Filter to find cost-beneficial adaptation options under historic flood scenarios

[21]:
candidates = historical[historical.bcr > 1]
candidates.head(5)
[21]:
osm_id road_type name road_id from_id to_id length_m geometry shapeName shapeISO ... gcm epoch ead_usd rp flood_length_m kind total_cost_usd_per_km total_adaptation_cost_usd total_adaptation_benefit_usd bcr
0 4845650 trunk None roade_55 roadn_52 roadn_53 256.660267 LINESTRING (-1.16109 9.14004, -1.15927 9.14149) Savannah Region GH-SV ... WATCH 1980 3.783115e+05 1000 256.660267 four_lane 2.094793e+06 5.376502e+05 1.084830e+07 20.17724
62 11180537 trunk Winneba Road roade_126 roadn_131 roadn_9295 522.694931 LINESTRING (-0.31338 5.55362, -0.31494 5.55356... Greater Accra Region GH-AA ... WATCH 1980 7.704407e+05 1000 522.694931 four_lane 2.094793e+06 1.094938e+06 2.209282e+07 20.17724
93 11180537 trunk Winneba Road roade_127 roadn_9295 roadn_9294 54.297481 LINESTRING (-0.31809 5.55347, -0.31858 5.55345) Greater Accra Region GH-AA ... WATCH 1980 8.003328e+04 1000 54.297481 four_lane 2.094793e+06 1.137420e+05 2.294999e+06 20.17724
124 11180537 trunk Winneba Road roade_128 roadn_9294 roadn_9652 1075.851334 LINESTRING (-0.31858 5.55345, -0.31866 5.55345... Greater Accra Region GH-AA ... WATCH 1980 1.585781e+06 1000 1075.851334 four_lane 2.094793e+06 2.253686e+06 4.547316e+07 20.17724
155 11180537 trunk Winneba Road roade_129 roadn_9652 roadn_399 185.212407 LINESTRING (-0.32808 5.55182, -0.32844 5.55168... Greater Accra Region GH-AA ... WATCH 1980 2.729990e+05 1000 185.212407 four_lane 2.094793e+06 3.879817e+05 7.828399e+06 20.17724

5 rows × 21 columns

Summarise by region to explore where cost-beneficial adaptation options might be located.
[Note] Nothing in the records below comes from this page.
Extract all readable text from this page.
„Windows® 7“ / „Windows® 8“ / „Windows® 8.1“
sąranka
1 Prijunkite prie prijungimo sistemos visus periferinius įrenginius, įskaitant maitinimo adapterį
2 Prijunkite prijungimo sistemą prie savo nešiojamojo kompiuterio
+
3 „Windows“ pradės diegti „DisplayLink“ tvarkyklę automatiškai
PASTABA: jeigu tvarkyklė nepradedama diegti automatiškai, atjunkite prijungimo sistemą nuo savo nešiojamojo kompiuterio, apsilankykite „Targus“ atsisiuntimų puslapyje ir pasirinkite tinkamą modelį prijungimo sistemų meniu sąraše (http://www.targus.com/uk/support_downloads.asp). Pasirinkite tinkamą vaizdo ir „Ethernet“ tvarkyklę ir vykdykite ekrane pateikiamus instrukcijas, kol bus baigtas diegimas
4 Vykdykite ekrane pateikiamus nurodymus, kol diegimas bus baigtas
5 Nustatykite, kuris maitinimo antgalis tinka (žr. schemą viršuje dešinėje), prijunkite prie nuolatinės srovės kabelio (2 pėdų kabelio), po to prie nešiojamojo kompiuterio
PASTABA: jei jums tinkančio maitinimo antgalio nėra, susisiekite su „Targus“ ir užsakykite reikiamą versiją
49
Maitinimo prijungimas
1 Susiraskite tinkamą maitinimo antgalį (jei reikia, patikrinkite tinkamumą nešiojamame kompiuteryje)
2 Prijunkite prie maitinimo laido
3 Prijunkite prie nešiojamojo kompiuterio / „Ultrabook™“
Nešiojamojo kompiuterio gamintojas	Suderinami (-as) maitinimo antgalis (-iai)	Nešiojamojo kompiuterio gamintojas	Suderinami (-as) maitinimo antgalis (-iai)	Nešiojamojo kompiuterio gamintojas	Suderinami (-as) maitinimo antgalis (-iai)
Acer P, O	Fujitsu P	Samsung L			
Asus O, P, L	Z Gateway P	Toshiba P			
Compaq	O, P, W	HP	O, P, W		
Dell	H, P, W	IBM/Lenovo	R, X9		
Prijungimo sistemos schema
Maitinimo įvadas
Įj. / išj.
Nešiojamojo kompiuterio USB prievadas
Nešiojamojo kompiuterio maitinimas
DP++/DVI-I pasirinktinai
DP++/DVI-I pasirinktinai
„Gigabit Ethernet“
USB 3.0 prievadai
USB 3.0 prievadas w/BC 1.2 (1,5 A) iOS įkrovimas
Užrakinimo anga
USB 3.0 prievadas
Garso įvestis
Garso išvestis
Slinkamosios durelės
We need to sum over exposed lengths of road, costs and benefits, while finding the mean benefit-cost ratio.

[22]:
candidates.groupby("shapeName").agg(
    {
        "flood_length_m": "sum",
        "total_adaptation_benefit_usd": "sum",
        "total_adaptation_cost_usd": "sum",
        "bcr": "mean",
    }
)
[22]:
flood_length_m total_adaptation_benefit_usd total_adaptation_cost_usd bcr
shapeName
Ahafo Region 6067.892869 5.228802e+07 6.355490e+06 9.100591
Ashanti Region 25487.940983 3.500338e+08 3.152229e+07 11.793901
Bono East Region 26747.750386 4.259800e+08 3.704739e+07 9.620295
Bono Region 7775.671910 5.940093e+07 8.144212e+06 9.515985
Central Region 322983.322696 5.939264e+09 4.246079e+08 15.231698
Eastern Region 110905.979464 1.337603e+09 1.336097e+08 10.940803
Greater Accra Region 111256.006723 2.343292e+09 1.653372e+08 13.150013
North East Region 24347.114853 1.978790e+08 2.743855e+07 10.198693
Northern Region 29609.573003 2.888411e+08 3.390784e+07 12.310590
Oti Region 23701.644261 4.562138e+08 3.301917e+07 15.859723
Savannah Region 53844.355628 4.967979e+08 7.189315e+07 11.477437
Upper East Region 12328.327905 2.653077e+08 1.765164e+07 15.230693
Upper West Region 10514.617843 1.967836e+08 1.389307e+07 12.706757
Volta Region 225431.503652 2.850943e+09 2.642541e+08 13.506817
Western North Region 24278.922605 3.695434e+08 3.073706e+07 10.358850
Western Region 57917.241100 9.357740e+08 7.451149e+07 11.330769

Given the aggregation, filtering and plotting you’ve seen throughout these tutorials, what other statistics would be interesting to explore from these results?